Authors: Lukas Schmid (lead author), Marcus Abate, Yun Chang, and Luca Carlone (co-authors)
Citation: “Khronos: A Unified Approach for Spatio-Temporal Metric-Semantic SLAM in Dynamic Environments,” in Robotics: Science and Systems, Delft, The Netherlands, July 2024.
Paper: https://arxiv.org/abs/2402.13817
Code: https://github.com/MIT-SPARK/Khronos

Abstract:
Perceiving and understanding highly dynamic and changing environments is a crucial capability for robot autonomy. While large strides have been made towards developing dynamic SLAM approaches that estimate the robot pose accurately, a lesser emphasis has been put on the construction of dense spatio-temporal representations of the robot environment. A detailed understanding of the scene and its evolution through time is crucial for long-term robot autonomy and essential to tasks that require long-term reasoning, such as operating effectively in environments shared with humans and other agents and thus are subject to short and long-term dynamics. 

To address this challenge, this work defines the Spatio-temporal Metric-semantic SLAM (SMS) problem, and presents a framework to factorize and solve it efficiently. We show that the proposed factorization suggests a natural organization of a spatio-temporal perception system, where a fast process tracks short-term dynamics in an active temporal window, while a slower process reasons over long-term changes in the environment using a factor graph formulation. 

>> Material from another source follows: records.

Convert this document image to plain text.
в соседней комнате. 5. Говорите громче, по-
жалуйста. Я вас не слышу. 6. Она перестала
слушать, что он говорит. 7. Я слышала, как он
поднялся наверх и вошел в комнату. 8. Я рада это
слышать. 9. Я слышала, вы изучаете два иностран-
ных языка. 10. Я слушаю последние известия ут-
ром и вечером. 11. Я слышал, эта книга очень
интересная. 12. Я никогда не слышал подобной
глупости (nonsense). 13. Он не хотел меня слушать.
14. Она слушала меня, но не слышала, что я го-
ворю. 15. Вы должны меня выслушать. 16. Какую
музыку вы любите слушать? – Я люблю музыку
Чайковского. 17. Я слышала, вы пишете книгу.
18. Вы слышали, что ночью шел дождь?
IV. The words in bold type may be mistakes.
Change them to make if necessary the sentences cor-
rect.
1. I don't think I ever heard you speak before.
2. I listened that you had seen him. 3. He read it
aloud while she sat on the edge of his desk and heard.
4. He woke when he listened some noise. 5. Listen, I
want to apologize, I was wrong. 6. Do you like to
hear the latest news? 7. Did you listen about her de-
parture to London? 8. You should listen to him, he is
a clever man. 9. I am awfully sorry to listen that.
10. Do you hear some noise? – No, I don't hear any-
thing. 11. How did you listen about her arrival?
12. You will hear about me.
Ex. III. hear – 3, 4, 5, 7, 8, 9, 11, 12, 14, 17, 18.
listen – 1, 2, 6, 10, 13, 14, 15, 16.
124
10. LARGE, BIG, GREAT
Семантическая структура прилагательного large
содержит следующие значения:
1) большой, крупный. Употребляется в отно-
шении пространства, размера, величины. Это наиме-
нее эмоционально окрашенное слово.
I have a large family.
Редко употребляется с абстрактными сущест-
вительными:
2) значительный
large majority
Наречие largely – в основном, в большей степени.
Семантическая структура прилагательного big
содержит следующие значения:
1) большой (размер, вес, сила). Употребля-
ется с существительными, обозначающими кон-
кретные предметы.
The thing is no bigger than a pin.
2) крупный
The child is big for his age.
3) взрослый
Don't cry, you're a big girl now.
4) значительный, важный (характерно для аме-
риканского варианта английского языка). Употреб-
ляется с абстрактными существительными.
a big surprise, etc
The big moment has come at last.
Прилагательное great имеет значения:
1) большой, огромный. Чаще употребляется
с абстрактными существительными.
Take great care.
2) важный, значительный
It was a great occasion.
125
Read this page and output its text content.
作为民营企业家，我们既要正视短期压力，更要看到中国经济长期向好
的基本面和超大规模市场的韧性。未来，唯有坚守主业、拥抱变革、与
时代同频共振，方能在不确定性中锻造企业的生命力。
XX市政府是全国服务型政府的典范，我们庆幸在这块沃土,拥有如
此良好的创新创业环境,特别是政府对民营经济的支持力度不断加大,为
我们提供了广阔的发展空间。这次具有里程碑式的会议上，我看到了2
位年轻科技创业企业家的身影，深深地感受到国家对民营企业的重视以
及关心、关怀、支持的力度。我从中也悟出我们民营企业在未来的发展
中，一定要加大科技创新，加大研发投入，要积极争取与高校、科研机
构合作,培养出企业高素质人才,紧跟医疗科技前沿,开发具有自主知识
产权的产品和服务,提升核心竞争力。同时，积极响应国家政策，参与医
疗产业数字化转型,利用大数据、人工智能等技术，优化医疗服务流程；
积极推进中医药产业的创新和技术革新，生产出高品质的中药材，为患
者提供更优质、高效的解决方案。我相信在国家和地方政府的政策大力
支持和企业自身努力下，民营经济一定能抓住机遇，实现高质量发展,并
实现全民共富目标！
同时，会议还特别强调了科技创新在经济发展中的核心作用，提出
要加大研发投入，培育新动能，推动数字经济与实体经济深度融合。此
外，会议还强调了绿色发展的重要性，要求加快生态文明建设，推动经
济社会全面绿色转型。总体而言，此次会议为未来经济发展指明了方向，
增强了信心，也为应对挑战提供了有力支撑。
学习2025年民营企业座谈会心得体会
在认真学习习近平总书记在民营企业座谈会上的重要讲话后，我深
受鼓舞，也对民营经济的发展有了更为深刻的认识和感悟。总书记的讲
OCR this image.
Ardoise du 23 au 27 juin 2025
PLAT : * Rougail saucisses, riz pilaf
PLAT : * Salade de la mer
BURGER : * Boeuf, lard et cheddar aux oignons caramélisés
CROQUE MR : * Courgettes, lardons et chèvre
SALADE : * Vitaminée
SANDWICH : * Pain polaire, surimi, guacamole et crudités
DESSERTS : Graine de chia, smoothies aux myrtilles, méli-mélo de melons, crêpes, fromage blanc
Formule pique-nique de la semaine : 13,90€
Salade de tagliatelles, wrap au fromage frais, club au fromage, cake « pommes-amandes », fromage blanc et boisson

We provide an efficient implementation of the proposed spatio-temporal perception approach, that we call Khronos, and show that it unifies existing interpretations of short-term and long-term dynamics and is able to construct a dense spatio-temporal map in real-time. We provide simulated and real results, showing that  the spatio-temporal maps built by Khronos are an accurate reflection of a 3D scene over time and that Khronos outperforms baselines across multiple metrics. We further validate our approach on two heterogeneous robots in challenging, large-scale real-world environments.